Roma - Il capo del governo sostiene di non avere paura di nessuno, tantomeno dei giudici, ma il caso P4 ha gia' sconvolto il paese e rischia di diventare molto dannoso per il governo. Il timore, già emerso nelle scorse ore, è che l'inchiesta possa lambire altri esponenti del centrodestra. Non è un caso che stamane a Palazzo Grazioli si sia tenuto un vertice tra il premier, Gianni Letta, Angelino Alfano e Niccolò Ghedini. La preoccupazione, nell'immediato, è una nuova ondata di rivelazioni sulla stampa, se non addirittura l'emergere di nuovi indagati.
L'indagine e' la prova che dopo il referendum che ha abrogato definitivamente il legittimo impedimento le procure sono tornate all'assalto: Silvio Berlusconi in Cdm ribadisce a Gianni Letta la sua stima e fiducia, ma non nasconde con i suoi interlocutori i timori per l'inchiesta sulla cosiddetta 'P4'. Tutto il Pdl e' schierato al fianco del braccio destro del premier, tirato in ballo nell'indagine che ha portato Luigi Bisignani agli arresti domiciliari.
Naturalmente da parte del partito di via dell'Umilta' c'e' la volonta' nel testimoniare il valore della figura del servitore dello Stato, ma anche il sospetto che siano in arrivo provvedimenti giudiziari che possano provocare un altro scossone all'esecutivo. Nella maggioranza e' scattato l'allarme: se puntano al bersaglio grosso, allora vuol dire che ci sara' un colpo di Stato, si spinge a dire un ministro.
A riprova dell'aria tesa che si respira tra i seggi della maggioranza, e' stato indetto un vertice straordinario. Di buon mattino Silvio Berlusconi, insieme ad Angelino Alfano e Niccolo' Ghedini, si confronta con Letta. La linea e' quella di respingere ogni attacco, ma la preoccupazione resta, anche perche' - riferiscono fonti parlamentari del Pdl - non si conosce ancora la reale portata dell'inchiesta.
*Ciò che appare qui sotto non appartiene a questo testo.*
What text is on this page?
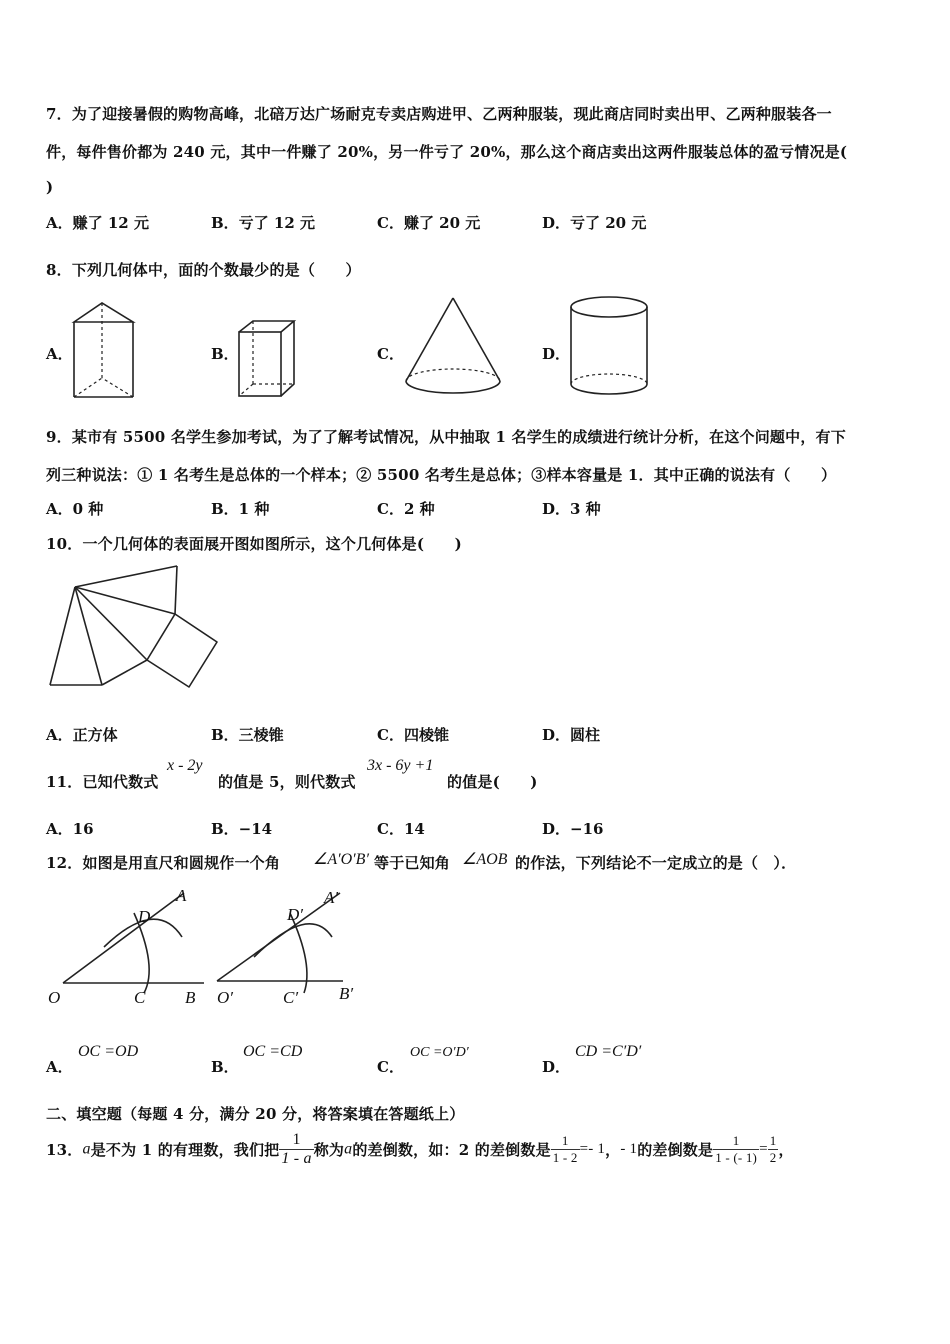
7．为了迎接暑假的购物高峰，北碚万达广场耐克专卖店购进甲、乙两种服装，现此商店同时卖出甲、乙两种服装各一
件，每件售价都为 240 元，其中一件赚了 20%，另一件亏了 20%，那么这个商店卖出这两件服装总体的盈亏情况是(
)
A．赚了 12 元	B．亏了 12 元	C．赚了 20 元	D．亏了 20 元
8．下列几何体中，面的个数最少的是（　　）
A．	B．	C．	D．
9．某市有 5500 名学生参加考试，为了了解考试情况，从中抽取 1 名学生的成绩进行统计分析，在这个问题中，有下
列三种说法：① 1 名考生是总体的一个样本；② 5500 名考生是总体；③样本容量是 1．其中正确的说法有（　　）
A．0 种	B．1 种	C．2 种	D．3 种
10．一个几何体的表面展开图如图所示，这个几何体是(　　)
A．正方体	B．三棱锥	C．四棱锥	D．圆柱
11．已知代数式
x - 2y
的值是 5，则代数式
3x - 6y +1
的值是(　　)
A．16	B．−14	C．14	D．−16
12．如图是用直尺和圆规作一个角 ∠A′O′B′ 等于已知角 ∠AOB 的作法，下列结论不一定成立的是（　）．
A
D
O	C B
A′
D′
O′	C′ B′
A．
OC =OD
B．
OC =CD
C．
OC =O′D′
D．
CD =C′D′
二、填空题（每题 4 分，满分 20 分，将答案填在答题纸上）
13．a是不为 1 的有理数，我们把 $\frac{1}{1 - a}$ 称为a的差倒数，如：2 的差倒数是 $\frac{1}{1 - 2} =- 1$，- 1的差倒数是 $\frac{1}{1 - (- 1)} = \frac{1}{2}$ ，
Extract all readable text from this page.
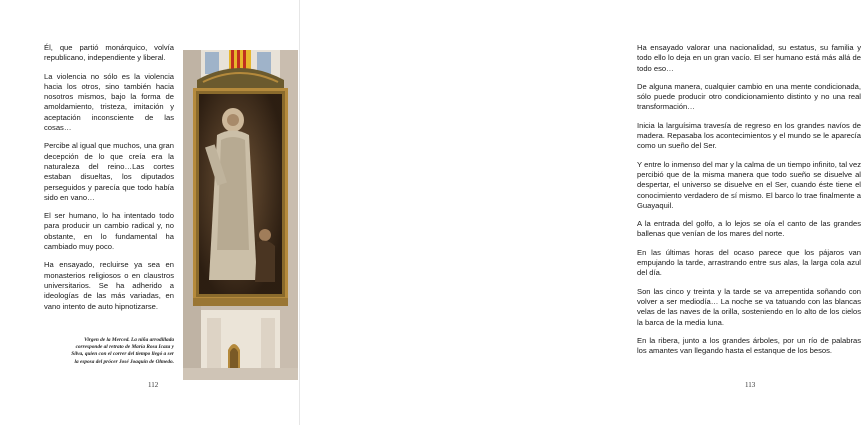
Él, que partió monárquico, volvía republicano, independiente y liberal.

La violencia no sólo es la violencia hacia los otros, sino también hacia nosotros mismos, bajo la forma de amoldamiento, tristeza, imitación y aceptación inconsciente de las cosas…

Percibe al igual que muchos, una gran decepción de lo que creía era la naturaleza del reino…Las cortes estaban disueltas, los diputados perseguidos y parecía que todo había sido en vano…

El ser humano, lo ha intentado todo para producir un cambio radical y, no obstante, en lo fundamental ha cambiado muy poco.

Ha ensayado, recluirse ya sea en monasterios religiosos o en claustros universitarios. Se ha adherido a ideologías de las más variadas, en vano intento de auto hipnotizarse.

Virgen de la Merced. La niña arrodillada

corresponde al retrato de María Rosa Icaza y

Silva, quien con el correr del tiempo llegó a ser

la esposa del prócer José Joaquín de Olmedo.

112

Ha ensayado valorar una nacionalidad, su estatus, su familia y todo ello lo deja en un gran vacío. El ser humano está más allá de todo eso…

De alguna manera, cualquier cambio en una mente condicionada, sólo puede producir otro condicionamiento distinto y no una real transformación…

Inicia la larguísima travesía de regreso en los grandes navíos de madera. Repasaba los acontecimientos y el mundo se le aparecía como un sueño del Ser.

Y entre lo inmenso del mar y la calma de un tiempo infinito, tal vez percibió que de la misma manera que todo sueño se disuelve al despertar, el universo se disuelve en el Ser, cuando éste tiene el conocimiento verdadero de sí mismo. El barco lo trae finalmente a Guayaquil.

A la entrada del golfo, a lo lejos se oía el canto de las grandes ballenas que venían de los mares del norte.

En las últimas horas del ocaso parece que los pájaros van empujando la tarde, arrastrando entre sus alas, la larga cola azul del día.

Son las cinco y treinta y la tarde se va arrepentida soñando con volver a ser mediodía… La noche se va tatuando con las blancas velas de las naves de la orilla, sosteniendo en lo alto de los cielos la barca de la media luna.

En la ribera, junto a los grandes árboles, por un río de palabras los amantes van llegando hasta el estanque de los besos.

113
Il timore e' che ci possano essere sviluppi e che le indagini napoletane possano sfociare anche in un filone romano dell'inchiesta.
Molti parlamentari del Pdl fanno notare come il sottosegretario alla presidenza del Consiglio non goda dell'immunita' parlamentare, "in quanto - sottolinea anche Pier Ferdinando Casini - ha sempre rifiutato di stare in Parlamento per mettersi al servizio gratuito della politica".
Il sottosegretario nel corso della giornata ha avuto colloqui con Napolitano e il presidente della Camera, Gianfranco Fini. A chi lo ha incontrato ha ribadito di essere completamente estraneo alla vicenda. Vicenda ritenuta un teorema giudiziario basato sul nulla. Sono cose che non esistono, e' stata la risposta dell'interessato ad un esponente dell'esecutivo preoccupato per la situazione.
Da tempo il presidente del Consiglio ritiene che ci sia un attacco giudiziario in corso e ha ribadito ai suoi la volonta' di opporsi con tutte le forze ad ogni offensiva dei magistrati. "Io non ho paura di nessuno, la maggioranza tiene assolutamente", ha spiegato anche ai cronisti.